Olivier Vial : Les profils et les tendances sont à peu près similaires. Il y a une légère augmentation de la durée de cohabitation avec les parents. C'est intéressant car on voit ainsi que le problème n'est pas propre à la France. Il faut avoir en tête que la France est, contrairement aux idées reçues, l'un des trois pays européens où l'on décohabite le plus tôt. La moyenne confondue, toutes catégories de population, est aux alentours de 22 ans et progresse régulièrement.
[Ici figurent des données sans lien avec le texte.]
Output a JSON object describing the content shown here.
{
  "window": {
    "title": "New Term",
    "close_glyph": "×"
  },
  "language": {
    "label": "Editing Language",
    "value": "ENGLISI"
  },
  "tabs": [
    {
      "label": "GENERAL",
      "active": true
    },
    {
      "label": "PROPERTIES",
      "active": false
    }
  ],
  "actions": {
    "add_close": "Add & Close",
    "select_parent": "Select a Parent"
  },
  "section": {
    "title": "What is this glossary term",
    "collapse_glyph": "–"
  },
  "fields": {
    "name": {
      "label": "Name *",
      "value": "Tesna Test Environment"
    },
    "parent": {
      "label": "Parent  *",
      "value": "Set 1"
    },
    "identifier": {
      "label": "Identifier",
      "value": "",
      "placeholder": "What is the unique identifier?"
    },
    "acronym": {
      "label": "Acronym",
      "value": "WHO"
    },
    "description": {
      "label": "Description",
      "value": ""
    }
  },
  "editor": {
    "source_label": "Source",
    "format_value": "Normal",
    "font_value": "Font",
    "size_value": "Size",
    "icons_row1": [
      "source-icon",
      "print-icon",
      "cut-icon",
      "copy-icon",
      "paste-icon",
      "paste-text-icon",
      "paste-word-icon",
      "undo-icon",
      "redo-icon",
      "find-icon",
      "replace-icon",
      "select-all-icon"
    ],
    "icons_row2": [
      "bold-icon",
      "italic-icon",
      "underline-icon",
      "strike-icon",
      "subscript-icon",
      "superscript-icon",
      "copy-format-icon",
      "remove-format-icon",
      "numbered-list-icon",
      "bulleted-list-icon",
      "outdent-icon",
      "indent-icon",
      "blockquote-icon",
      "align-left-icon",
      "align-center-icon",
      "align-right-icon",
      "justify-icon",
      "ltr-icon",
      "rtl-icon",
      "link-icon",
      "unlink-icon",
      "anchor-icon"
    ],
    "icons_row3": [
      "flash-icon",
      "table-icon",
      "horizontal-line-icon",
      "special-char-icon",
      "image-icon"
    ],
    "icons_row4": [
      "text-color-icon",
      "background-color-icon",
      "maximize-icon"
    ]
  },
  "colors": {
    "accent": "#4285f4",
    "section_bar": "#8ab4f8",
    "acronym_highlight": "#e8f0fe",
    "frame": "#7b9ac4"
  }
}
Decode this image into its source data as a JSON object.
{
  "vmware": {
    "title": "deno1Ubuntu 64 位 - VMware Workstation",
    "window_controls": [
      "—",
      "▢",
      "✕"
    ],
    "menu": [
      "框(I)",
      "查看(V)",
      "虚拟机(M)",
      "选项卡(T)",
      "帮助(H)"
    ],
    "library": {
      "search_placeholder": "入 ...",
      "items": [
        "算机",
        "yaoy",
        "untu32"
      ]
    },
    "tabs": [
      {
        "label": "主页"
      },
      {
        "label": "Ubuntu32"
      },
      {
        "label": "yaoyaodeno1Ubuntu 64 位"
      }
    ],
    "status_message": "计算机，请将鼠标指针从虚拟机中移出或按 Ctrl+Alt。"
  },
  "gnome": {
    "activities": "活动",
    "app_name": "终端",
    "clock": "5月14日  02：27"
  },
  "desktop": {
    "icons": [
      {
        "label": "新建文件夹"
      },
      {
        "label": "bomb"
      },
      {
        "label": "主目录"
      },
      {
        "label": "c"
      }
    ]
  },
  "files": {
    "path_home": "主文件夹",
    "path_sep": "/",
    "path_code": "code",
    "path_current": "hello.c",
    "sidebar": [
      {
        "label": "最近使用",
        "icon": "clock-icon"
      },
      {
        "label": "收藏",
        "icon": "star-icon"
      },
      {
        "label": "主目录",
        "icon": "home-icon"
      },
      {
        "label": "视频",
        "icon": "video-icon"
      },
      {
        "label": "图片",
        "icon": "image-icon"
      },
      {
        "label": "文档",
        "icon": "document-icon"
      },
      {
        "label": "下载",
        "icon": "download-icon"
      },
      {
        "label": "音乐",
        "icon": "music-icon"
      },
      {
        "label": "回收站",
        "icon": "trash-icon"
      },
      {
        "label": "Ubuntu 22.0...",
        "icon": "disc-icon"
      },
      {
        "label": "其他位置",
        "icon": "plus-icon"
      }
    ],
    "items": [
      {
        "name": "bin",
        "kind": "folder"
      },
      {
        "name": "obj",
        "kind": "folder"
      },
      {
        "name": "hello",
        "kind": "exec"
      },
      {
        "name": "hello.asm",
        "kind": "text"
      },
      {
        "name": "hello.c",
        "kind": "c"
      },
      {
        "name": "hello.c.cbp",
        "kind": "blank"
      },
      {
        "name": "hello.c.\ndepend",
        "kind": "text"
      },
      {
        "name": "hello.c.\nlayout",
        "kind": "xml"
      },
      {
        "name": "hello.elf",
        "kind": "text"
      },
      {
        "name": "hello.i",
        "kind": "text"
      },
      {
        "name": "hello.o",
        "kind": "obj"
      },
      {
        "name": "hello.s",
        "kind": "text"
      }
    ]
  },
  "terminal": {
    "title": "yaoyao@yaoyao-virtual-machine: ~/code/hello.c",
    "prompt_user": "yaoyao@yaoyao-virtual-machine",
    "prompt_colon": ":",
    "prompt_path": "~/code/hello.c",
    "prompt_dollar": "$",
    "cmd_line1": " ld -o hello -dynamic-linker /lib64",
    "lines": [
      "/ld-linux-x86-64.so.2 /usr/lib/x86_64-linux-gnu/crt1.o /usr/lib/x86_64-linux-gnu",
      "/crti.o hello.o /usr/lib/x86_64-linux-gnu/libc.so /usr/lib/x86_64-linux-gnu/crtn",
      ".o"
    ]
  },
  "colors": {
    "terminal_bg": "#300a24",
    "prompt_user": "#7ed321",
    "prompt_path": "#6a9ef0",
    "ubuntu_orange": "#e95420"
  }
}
Ensuite, il y a des choses plus conjoncturelles, liées à l'emploi et au coût. Le fait d'avoir un emploi stable –et c'est cette stabilité qui est importante-, est crucial. Il y a là une spécificité française: la durée entre la fin des études et l'obtention d'un premier CDI est estimée à deux ans. Pendant cette période-là, on a beau avoir un revenu, ce n'est en général pas suffisant pour faire le saut. Plus le marché de l'emploi est tendu, plus il y a une tendance à faire attention au risque que comporte un logement indépendant. La question du coût est aussi importante. On peut par exemple s'interroger sur ce qui motive l'emménagement en couple: est-ce pour des raisons sentimentales ou aussi pour des raisons budgétaires? L'augmentation des prix des loyers que nous avons connus ces dernières années fait qu'il est parfois difficile de l'affronter avec un seul  salaire. C'est aussi pour cette raison que le nombre de collocations augmente, du fait, contrairement aux idées reçues, de jeunes travailleurs plutôt que d'étudiants. Dans plus de 80% des collocations, au moins une personne a un emploi. On estime que le taux d'effort pour un loyer doit être autour de 30% des revenus. Pour un jeune, il est autour de 39% en moyenne et dépasse très fréquemment les 50%. Le coût d'un logement indépendant a donc largement contribué à retarder la cohabitation. Ceux qui sont le moins touchés par ça sont les jeunes issus de familles aisées, ou défavorisées, ces dernières bénéficiant d'aides.

Ces difficultés ont tendance à s'amplifier. Si on observe une augmentation de la précarité de l'emploi et une hausse des loyers, il n'y a pas eu de compensation avec une augmentation des aides au logement. Ces aides n'ont pas suivi la tendance des loyers privés, accroissant les difficultés.

Michel Fize: L'âge de départ de chez les parents ne cesse de reculer. Maintenant, c'est au-delà du chiffre de Tanguy, 28 ans. Ça peut être 30 voire 35 ans. C'est encore pire lorsque l'on regarde les situations de certains pays, comme en Espagne notamment, où la fourchette majoritaire est entre 30 et 35 ans.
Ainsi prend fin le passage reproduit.